Over a course of two weeks at the end of May and the beginning of June, I had the good fortune to take a class on international trade, focusing on China and the WTO, in Beijing. Naturally, I brought back many pictures, and I’ve written the trip, as reflected in the pictures, in nine parts at my blog. Not all of my reactions and reflections about China are expressed in the write ups, because there was just so much. Still, if you’re interested in what I do have up, please visit:
- UIBE
- Beijing in General
- Tiananmen Square and the Forbidden City
- The Great Wall
- Clubbing
- Food
- Farewell Banquet
- Hanging Out
- Post Script
Enjoy!
Outstanding food photos. I want that plate of cut-up duck. Do you eat the head, or is it a decoration?
Lex, I believe it was just decoration, but it would not be an occasion for surprise should someone actually gnaw at it.
“it would not be an occasion for surprise should someone actually gnaw at it.”
There were Cantonese with you?
Indeed there were Cantonese among us. But they were Americanized Cantonese, so the beer was more appealing than the duck head.
ABCs? How did Chinese-Chinese in Beijing react to Chinese-Americans who don’t read or write (or speak) Mandarin Chinese? Or did everyone in your group speak Mandarin? Most of our Cantonese friends over here don’t, that’s why I’m asking. But that’s not confined to Americanized Cantonese, is it? Hell, my wife’s aunt from Taichung still speaks with a nearly unintelligible accent in Mandarin.
I always think of my wife when I read the title of your site becuase she came here when she was 11. Elementary education in a Taiwan still under martial law put some very Chinese (i.e. non-American) ideas in her head, but going to high school in the US erased a lot of that, too. At home in Taiwan, she spoke Mandarin to her Tsingtao-born father, and Taiwanese to her mother’s family. She speaks English without an accent, but she insists on Chinese-only with our kids, and nothing makes her more angry than 1st generation immigrants who can’t speak Chinese. So she is neither at home in groups of all Mainland or all Taiwanese, nor in the FOB or ABC communities, nor in an all-American millieu (especially my Southern flavor of America), so she truly is caught between worlds.

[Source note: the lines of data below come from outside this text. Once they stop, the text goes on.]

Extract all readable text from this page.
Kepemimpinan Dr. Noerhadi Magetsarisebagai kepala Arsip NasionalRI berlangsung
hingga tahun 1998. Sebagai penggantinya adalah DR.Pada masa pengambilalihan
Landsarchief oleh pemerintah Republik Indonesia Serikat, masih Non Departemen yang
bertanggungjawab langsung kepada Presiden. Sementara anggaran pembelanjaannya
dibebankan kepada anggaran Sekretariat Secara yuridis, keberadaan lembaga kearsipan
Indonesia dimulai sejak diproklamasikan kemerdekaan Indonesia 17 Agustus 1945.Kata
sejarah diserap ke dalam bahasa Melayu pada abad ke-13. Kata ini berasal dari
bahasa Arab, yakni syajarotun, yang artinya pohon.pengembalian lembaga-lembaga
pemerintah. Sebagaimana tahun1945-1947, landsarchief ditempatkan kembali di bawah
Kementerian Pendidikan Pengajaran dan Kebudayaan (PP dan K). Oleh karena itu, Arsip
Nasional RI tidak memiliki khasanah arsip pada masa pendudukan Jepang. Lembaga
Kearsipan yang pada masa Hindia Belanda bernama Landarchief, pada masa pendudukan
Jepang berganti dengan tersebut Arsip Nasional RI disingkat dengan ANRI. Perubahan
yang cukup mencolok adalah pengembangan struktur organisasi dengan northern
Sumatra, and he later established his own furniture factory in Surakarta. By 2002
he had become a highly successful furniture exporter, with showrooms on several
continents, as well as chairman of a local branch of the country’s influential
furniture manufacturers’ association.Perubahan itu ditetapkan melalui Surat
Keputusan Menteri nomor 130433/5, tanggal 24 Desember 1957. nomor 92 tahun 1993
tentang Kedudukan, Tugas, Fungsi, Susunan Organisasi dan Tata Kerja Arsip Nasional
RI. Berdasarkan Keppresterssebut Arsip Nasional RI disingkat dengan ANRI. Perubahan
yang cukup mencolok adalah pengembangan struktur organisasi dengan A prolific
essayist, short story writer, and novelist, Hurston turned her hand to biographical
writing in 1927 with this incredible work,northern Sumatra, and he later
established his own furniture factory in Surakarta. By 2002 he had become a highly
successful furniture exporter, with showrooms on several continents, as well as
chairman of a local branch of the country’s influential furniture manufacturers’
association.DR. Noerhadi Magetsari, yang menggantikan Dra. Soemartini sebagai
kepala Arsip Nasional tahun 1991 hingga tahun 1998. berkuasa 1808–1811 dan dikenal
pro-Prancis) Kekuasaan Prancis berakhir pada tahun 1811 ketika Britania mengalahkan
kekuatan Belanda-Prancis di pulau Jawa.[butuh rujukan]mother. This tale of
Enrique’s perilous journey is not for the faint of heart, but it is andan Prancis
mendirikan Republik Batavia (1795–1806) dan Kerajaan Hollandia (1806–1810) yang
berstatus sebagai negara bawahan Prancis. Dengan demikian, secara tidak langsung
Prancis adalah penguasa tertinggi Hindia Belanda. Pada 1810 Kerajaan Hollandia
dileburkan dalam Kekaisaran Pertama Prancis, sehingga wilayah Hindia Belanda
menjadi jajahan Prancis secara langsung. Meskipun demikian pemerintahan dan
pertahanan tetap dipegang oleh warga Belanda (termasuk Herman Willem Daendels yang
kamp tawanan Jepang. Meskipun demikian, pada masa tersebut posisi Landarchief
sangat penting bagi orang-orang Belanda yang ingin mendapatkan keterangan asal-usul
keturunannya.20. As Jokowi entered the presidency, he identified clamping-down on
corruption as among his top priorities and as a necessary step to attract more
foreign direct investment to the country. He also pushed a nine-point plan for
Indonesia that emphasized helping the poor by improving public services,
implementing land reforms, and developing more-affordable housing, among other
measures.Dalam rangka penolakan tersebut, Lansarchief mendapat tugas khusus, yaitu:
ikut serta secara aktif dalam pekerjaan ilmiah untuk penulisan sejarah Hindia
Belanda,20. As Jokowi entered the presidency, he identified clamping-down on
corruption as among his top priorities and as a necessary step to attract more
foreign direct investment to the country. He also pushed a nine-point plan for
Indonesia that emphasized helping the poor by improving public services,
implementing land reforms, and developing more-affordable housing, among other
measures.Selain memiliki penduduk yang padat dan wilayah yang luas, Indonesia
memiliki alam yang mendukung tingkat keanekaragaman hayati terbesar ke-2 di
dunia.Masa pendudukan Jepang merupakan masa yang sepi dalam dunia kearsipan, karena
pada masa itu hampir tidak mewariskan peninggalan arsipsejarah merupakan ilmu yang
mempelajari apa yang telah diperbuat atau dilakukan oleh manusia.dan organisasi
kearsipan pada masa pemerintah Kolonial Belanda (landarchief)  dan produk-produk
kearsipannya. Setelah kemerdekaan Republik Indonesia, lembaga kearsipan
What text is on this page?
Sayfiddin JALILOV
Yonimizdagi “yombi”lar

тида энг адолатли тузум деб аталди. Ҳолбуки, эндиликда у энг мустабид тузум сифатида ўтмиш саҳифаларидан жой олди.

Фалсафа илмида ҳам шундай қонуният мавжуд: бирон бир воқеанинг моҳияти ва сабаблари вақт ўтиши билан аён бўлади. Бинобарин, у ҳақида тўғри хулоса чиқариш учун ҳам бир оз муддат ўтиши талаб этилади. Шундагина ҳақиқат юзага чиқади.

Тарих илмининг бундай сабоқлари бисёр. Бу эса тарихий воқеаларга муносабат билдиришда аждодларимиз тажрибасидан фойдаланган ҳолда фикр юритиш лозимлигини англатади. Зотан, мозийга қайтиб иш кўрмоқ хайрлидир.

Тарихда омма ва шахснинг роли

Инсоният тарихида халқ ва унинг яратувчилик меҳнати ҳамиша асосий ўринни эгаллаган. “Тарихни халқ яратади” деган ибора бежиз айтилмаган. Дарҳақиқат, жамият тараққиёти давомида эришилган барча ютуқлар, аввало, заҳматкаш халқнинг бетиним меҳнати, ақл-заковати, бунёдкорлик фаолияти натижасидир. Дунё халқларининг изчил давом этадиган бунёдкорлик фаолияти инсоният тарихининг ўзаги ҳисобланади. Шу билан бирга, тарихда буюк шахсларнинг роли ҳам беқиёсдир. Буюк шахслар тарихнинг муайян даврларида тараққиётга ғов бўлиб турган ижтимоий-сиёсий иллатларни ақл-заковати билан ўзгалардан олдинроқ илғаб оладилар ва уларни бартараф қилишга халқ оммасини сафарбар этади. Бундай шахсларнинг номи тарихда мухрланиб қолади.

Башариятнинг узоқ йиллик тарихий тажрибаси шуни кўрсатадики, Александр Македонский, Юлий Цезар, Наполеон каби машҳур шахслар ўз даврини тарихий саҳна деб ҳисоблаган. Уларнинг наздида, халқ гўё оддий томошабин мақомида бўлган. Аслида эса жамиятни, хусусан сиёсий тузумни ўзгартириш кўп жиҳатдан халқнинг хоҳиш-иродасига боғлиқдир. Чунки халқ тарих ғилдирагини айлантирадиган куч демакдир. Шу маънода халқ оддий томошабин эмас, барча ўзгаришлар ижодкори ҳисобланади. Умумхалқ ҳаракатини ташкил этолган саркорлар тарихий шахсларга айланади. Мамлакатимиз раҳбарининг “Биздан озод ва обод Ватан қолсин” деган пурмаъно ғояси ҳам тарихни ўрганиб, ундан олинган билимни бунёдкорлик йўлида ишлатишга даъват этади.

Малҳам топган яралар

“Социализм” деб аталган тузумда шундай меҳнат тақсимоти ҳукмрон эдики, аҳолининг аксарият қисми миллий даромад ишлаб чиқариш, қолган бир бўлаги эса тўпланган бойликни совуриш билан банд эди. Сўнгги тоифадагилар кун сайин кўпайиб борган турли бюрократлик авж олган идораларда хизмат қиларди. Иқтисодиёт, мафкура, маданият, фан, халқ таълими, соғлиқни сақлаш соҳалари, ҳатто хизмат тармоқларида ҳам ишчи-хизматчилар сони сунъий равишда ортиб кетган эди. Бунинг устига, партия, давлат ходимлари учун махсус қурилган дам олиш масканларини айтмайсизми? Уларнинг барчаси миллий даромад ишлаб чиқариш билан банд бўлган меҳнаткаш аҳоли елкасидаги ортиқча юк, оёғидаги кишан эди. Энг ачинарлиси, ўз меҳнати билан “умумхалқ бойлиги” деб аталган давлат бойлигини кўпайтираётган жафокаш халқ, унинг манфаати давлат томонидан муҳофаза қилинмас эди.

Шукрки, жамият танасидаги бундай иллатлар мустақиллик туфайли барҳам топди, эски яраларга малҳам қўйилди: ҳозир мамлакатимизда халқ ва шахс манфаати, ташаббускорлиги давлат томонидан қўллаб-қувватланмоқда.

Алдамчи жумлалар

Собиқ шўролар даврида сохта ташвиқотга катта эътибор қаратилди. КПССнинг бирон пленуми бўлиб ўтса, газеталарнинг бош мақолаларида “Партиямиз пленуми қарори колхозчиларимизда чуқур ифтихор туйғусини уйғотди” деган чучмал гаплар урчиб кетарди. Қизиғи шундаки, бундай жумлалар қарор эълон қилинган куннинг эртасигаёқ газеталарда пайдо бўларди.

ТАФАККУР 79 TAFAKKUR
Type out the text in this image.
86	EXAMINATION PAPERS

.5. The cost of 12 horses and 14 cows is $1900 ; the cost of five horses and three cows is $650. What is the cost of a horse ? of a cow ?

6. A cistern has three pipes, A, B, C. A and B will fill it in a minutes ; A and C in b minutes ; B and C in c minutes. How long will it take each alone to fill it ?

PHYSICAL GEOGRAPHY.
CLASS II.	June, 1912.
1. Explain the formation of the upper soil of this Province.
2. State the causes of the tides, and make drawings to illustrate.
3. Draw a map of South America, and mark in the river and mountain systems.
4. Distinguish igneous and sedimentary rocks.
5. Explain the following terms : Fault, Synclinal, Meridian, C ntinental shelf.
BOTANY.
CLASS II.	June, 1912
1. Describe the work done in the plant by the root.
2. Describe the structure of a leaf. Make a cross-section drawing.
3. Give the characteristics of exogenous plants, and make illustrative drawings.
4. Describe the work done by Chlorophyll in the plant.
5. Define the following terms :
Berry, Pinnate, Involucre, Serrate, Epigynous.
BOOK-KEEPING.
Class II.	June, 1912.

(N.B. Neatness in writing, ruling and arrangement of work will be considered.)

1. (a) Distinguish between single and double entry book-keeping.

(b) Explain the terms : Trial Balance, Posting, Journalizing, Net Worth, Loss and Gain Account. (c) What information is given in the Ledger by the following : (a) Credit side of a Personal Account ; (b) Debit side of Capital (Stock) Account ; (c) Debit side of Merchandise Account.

Yeah, mostly ABCs. The Mandarin-speakers were all born in Taiwan. My experience growing up is a little different from your wife’s. I came to the States when I was 6, so there isn’t as much “Chineseness”, but there’s enough language ability, and respect and appreciation for my heritage. I don’t really fit in with any of the various Chinese communities either. In fact, I find that “mainstream” American society tends to be much more tolerant of the variegated heritage. Hence, the title of my blog.